Since the stunning success of The Matrix 15 years ago, the Wachowskis have produced lackluster box office numbers. Both Speed Racer in 2008 and Cloud Atlas in 2012 were critical and commerical disappointments. Now, like Cloud Atlas before it, Jupiter Ascending’s bad reputation precedes it. Reports of its ballooning budget (from $150 to $175 million) and rumors of re-edits after test audiences said they could not understand the plot have plagued the movie in the seven months since it was originally set to hit theaters.

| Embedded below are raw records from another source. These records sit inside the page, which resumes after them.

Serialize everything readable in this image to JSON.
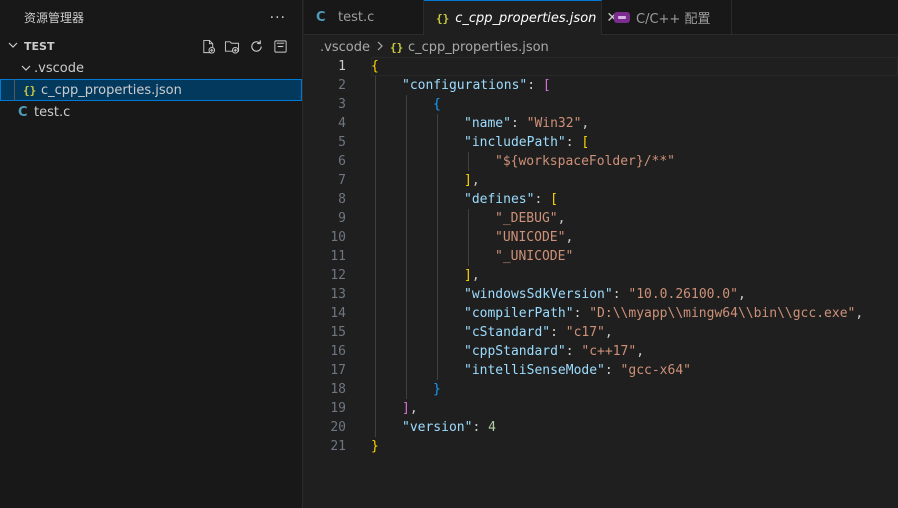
{
  "sidebar": {
    "title": "资源管理器",
    "more": "···",
    "section": {
      "title": "TEST"
    },
    "tree": {
      "folder": ".vscode",
      "file_json": "c_cpp_properties.json",
      "file_c": "test.c",
      "json_icon": "{}",
      "c_icon": "C"
    }
  },
  "tabs": [
    {
      "label": "test.c",
      "icon": "C"
    },
    {
      "label": "c_cpp_properties.json",
      "icon": "{}"
    },
    {
      "label": "C/C++ 配置"
    }
  ],
  "breadcrumb": {
    "folder": ".vscode",
    "file": "c_cpp_properties.json",
    "icon": "{}"
  },
  "editor": {
    "active_line": 1,
    "lines": [
      [
        [
          "{",
          "tk-brace1"
        ]
      ],
      [
        [
          "\"configurations\"",
          "tk-key"
        ],
        [
          ": ",
          "tk-punct"
        ],
        [
          "[",
          "tk-brace2"
        ]
      ],
      [
        [
          "{",
          "tk-brace3"
        ]
      ],
      [
        [
          "\"name\"",
          "tk-key"
        ],
        [
          ": ",
          "tk-punct"
        ],
        [
          "\"Win32\"",
          "tk-str"
        ],
        [
          ",",
          "tk-punct"
        ]
      ],
      [
        [
          "\"includePath\"",
          "tk-key"
        ],
        [
          ": ",
          "tk-punct"
        ],
        [
          "[",
          "tk-brace1"
        ]
      ],
      [
        [
          "\"${workspaceFolder}/**\"",
          "tk-str"
        ]
      ],
      [
        [
          "]",
          "tk-brace1"
        ],
        [
          ",",
          "tk-punct"
        ]
      ],
      [
        [
          "\"defines\"",
          "tk-key"
        ],
        [
          ": ",
          "tk-punct"
        ],
        [
          "[",
          "tk-brace1"
        ]
      ],
      [
        [
          "\"_DEBUG\"",
          "tk-str"
        ],
        [
          ",",
          "tk-punct"
        ]
      ],
      [
        [
          "\"UNICODE\"",
          "tk-str"
        ],
        [
          ",",
          "tk-punct"
        ]
      ],
      [
        [
          "\"_UNICODE\"",
          "tk-str"
        ]
      ],
      [
        [
          "]",
          "tk-brace1"
        ],
        [
          ",",
          "tk-punct"
        ]
      ],
      [
        [
          "\"windowsSdkVersion\"",
          "tk-key"
        ],
        [
          ": ",
          "tk-punct"
        ],
        [
          "\"10.0.26100.0\"",
          "tk-str"
        ],
        [
          ",",
          "tk-punct"
        ]
      ],
      [
        [
          "\"compilerPath\"",
          "tk-key"
        ],
        [
          ": ",
          "tk-punct"
        ],
        [
          "\"D:\\\\myapp\\\\mingw64\\\\bin\\\\gcc.exe\"",
          "tk-str"
        ],
        [
          ",",
          "tk-punct"
        ]
      ],
      [
        [
          "\"cStandard\"",
          "tk-key"
        ],
        [
          ": ",
          "tk-punct"
        ],
        [
          "\"c17\"",
          "tk-str"
        ],
        [
          ",",
          "tk-punct"
        ]
      ],
      [
        [
          "\"cppStandard\"",
          "tk-key"
        ],
        [
          ": ",
          "tk-punct"
        ],
        [
          "\"c++17\"",
          "tk-str"
        ],
        [
          ",",
          "tk-punct"
        ]
      ],
      [
        [
          "\"intelliSenseMode\"",
          "tk-key"
        ],
        [
          ": ",
          "tk-punct"
        ],
        [
          "\"gcc-x64\"",
          "tk-str"
        ]
      ],
      [
        [
          "}",
          "tk-brace3"
        ]
      ],
      [
        [
          "]",
          "tk-brace2"
        ],
        [
          ",",
          "tk-punct"
        ]
      ],
      [
        [
          "\"version\"",
          "tk-key"
        ],
        [
          ": ",
          "tk-punct"
        ],
        [
          "4",
          "tk-num"
        ]
      ],
      [
        [
          "}",
          "tk-brace1"
        ]
      ]
    ]
  }
}
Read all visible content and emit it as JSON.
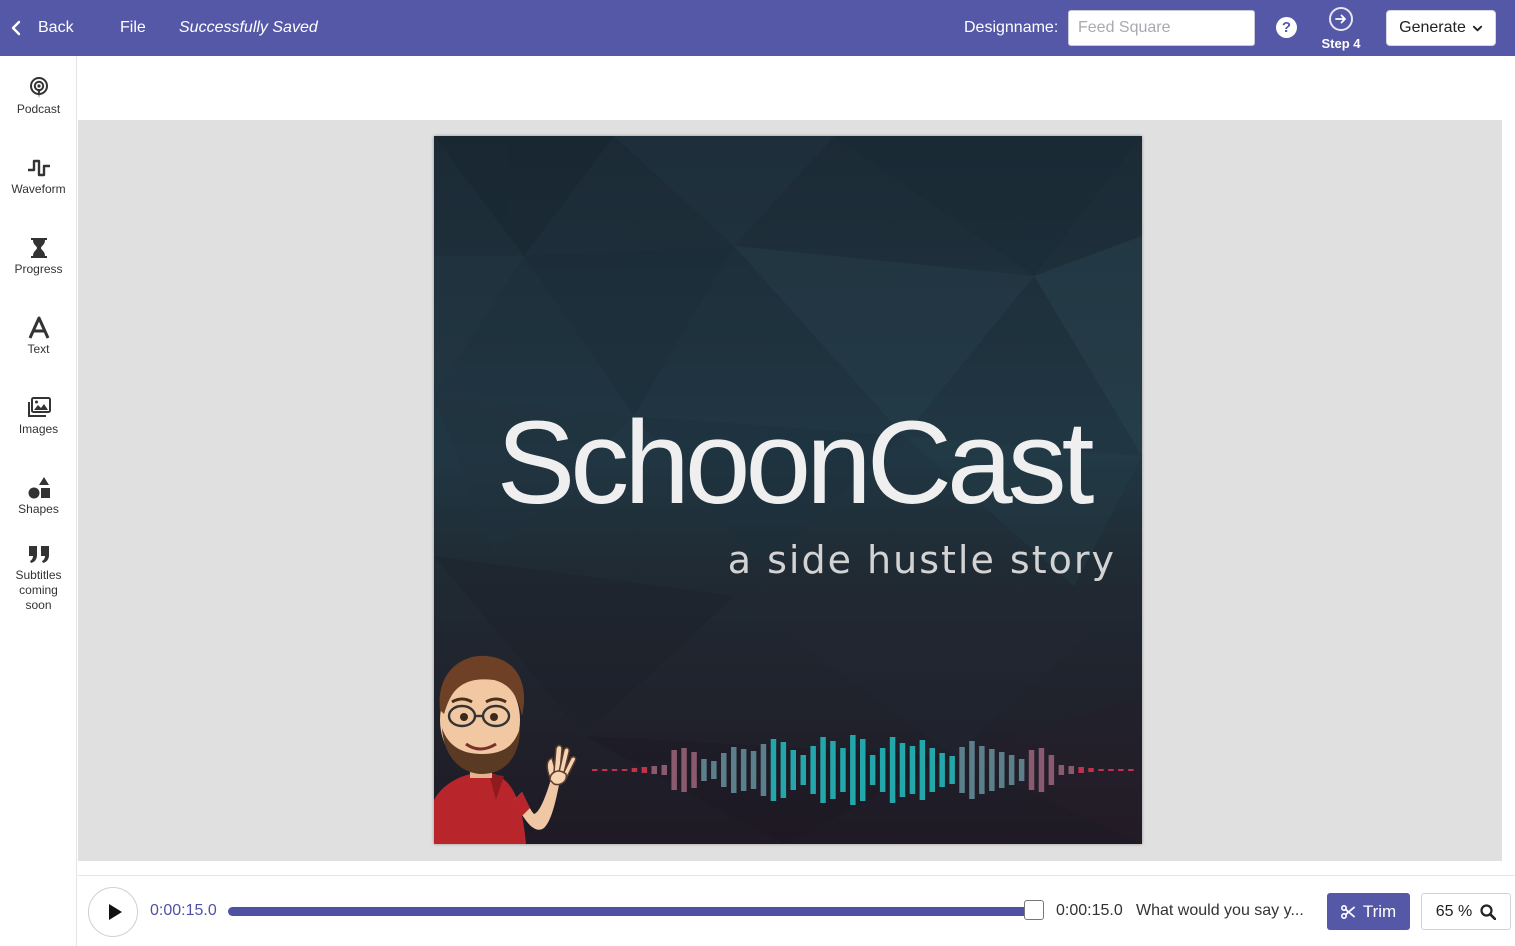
{
  "topbar": {
    "back_label": "Back",
    "file_label": "File",
    "status": "Successfully Saved",
    "designname_label": "Designname:",
    "designname_placeholder": "Feed Square",
    "designname_value": "",
    "help_icon": "question-circle-icon",
    "step_label": "Step 4",
    "generate_label": "Generate"
  },
  "sidebar": {
    "items": [
      {
        "label": "Podcast",
        "icon": "podcast-icon"
      },
      {
        "label": "Waveform",
        "icon": "waveform-icon"
      },
      {
        "label": "Progress",
        "icon": "hourglass-icon"
      },
      {
        "label": "Text",
        "icon": "text-icon"
      },
      {
        "label": "Images",
        "icon": "images-icon"
      },
      {
        "label": "Shapes",
        "icon": "shapes-icon"
      },
      {
        "label": "Subtitles coming soon",
        "icon": "quote-icon"
      }
    ]
  },
  "artwork": {
    "title": "SchoonCast",
    "subtitle": "a side hustle story",
    "colors": {
      "bg_top": "#1c2a35",
      "bg_bottom": "#1f1a25",
      "wave_teal": "#23a7ab",
      "wave_red": "#c0334c"
    }
  },
  "controls": {
    "current_time": "0:00:15.0",
    "end_time": "0:00:15.0",
    "caption_preview": "What would you say y...",
    "progress": 1.0,
    "trim_label": "Trim",
    "zoom_label": "65 %"
  },
  "theme": {
    "accent": "#5558a6"
  }
}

Warner Bros. has attempted to explain away Jupiter Ascending‘s move by pointing to the success of 2013’s Gravity, which also got a delayed release. But Gravity was given a prestigious October release date (where many Oscar-bait films are slated) and eventually won director Alfonso Cuarón an Oscar. Meanwhile, audience members reportedly walked out of a surprise screening of Jupiter Ascending at Sundance last month.

Lana Wachowski offers up a more critical explanation for the move. “The summer is built around familiarity,” she told the Associated Press. “Many cultural critics who shape awareness for films are obsessed with sequels and derivative material. They wildly crave it. That kind of environment is hostile to originality. It only makes space for derivative material and rejects originality. I think Warner Bros. was uncomfortable with that environment.”

It’s true that in a time when most tentpole films are based on a comic book (The Avengers, The Amazing Spider-Man), a fantasy series (The Hobbit, The Hunger Games) or a resuscitated film series (Star Wars, Jurassic Park), the Wachowskis are determined to create something original. That’s a risky bet when even the Tom Cruise vehicle Edge of Tomorrow delivers disappointing numbers.

But while the sci-fi Edge of Tomorrow wowed critics, reviewers don’t seem to be buying Channing Tatum’s half-dog on interstellar roller skates or Eddie Redmayne’s alien-lizard entourage. Perhaps that’s why, for better or worse, the Wachowskis’ next project — a drama about mentally-linked strangers called Sense8 — is an original series for Netflix.